|
|
ГАЗЕТА "СПАС" |
|
|
|
№5 (62) май |
|
|
Россия: черты духовного кризиса
Пролог
Каждая нация всегда обеспокоена тем, как во временной перспективе будет осуществляться ее развитие. Наша новая жизнь дает нам печальную возможность видеть, как с каждым днем съеживается и куда-то исчезает былое величие некогда могучей державы по имени Россия.
Возрождая духовность, возрождаем Россию
И вот уже нынешние школьники совершенно серьезно отвечают, что победу в Великой Отечественной войне одержали американцы, и вслед за родителями — поколением 80-х — презрительно повторяют в адрес своей Родины: «Совок»… Им трудно увидеть за завесой искусно скроенного лживого камуфляжа истинное лицо своей страны — ведь закройщики очень стараются.

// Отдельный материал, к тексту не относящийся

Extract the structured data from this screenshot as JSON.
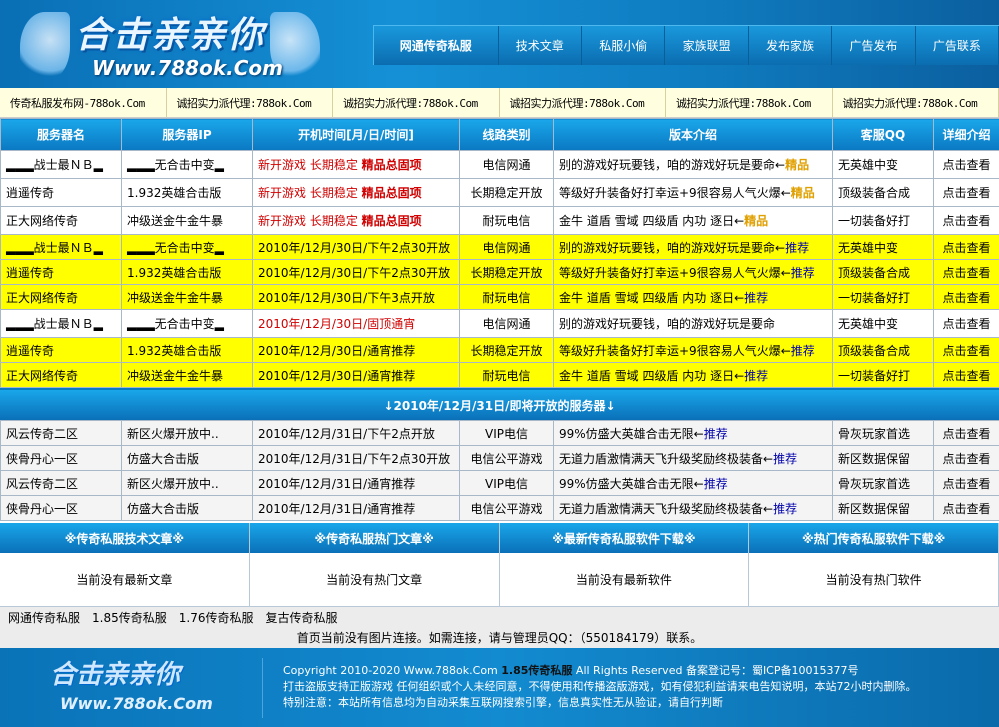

Молодая мама идет на прогулку с полуторагодовалым сынишкой — усердно дымя сигаретой и нещадно матерясь… на младенца. Нецензурная брань как средство воспитания… Ребенок беспомощно хнычет, не в силах еще понять смысла самих слов, но прекрасно ощущая смысл отношения: мама его не любит!
До трехлетнего возраста ребенок воспринимает все сказанное родителями вне критики, и тут действует механизм, который называется «импринтинг» (англ. «запечатление»): все впервые увиденное, услышанное, совершенное, воспринятое ребенком составляет основу для формирования его последующих представлений. И именно то, как ведет себя мама, какие слова она говорит, какие интонации предпочитает, какие жесты использует, — все это и многое другое непременно преломится в формирующейся личности подрастающего человека. Оскудение любви становится нашей общей бедой: мать, поливающая площадной бранью собственное дитя, отключает защитные механизмы ребенка, разрушая чрезвычайно важное для его адекватного развития базовое чувство доверия. У нелюбящих родителей вырастают не способные любить дети.
Культур-деструкция
Бывший министр культуры Швыдкой в памятной всем телепрограмме «Культурная революция» провозгласил нецензурную брань новой нормой — и «культур-деструктивным» способом изменил статус низменного стиля речи. Омерзительная брань стала для многих вовсе не способом словесно поразить противника, а просто… речью. Даже возникло выражение: «Он не ругается — он просто матом разговаривает». И если нецензурная брань прежде была прерогативой только мужского вида социально неодобряемого поведения и «при дамах» не употреблялась, то теперь это гендерное различие из русского языка почти исчезло. А вместе с ним исчезли и «дамы» — пришла культура «унисекс». Деформация исконно женских и мужских ролей в современном российском обществе видна уже невооруженным взглядом. Но деформация коснулась и самого зрения: увидеть патологию в том, о чем, вопреки здравому смыслу, усердно говорят как о норме, способен уже не каждый. Да и что, кажется, страшного в образе девушки, на равных с другом тянущей пиво из бутылки или жадно затягивающейся на ходу сигаретой с выражением на лице важной миссии, понятной лишь ей одной? «Сейчас все так живут». А в юбках «продвинутые» девушки не ходят.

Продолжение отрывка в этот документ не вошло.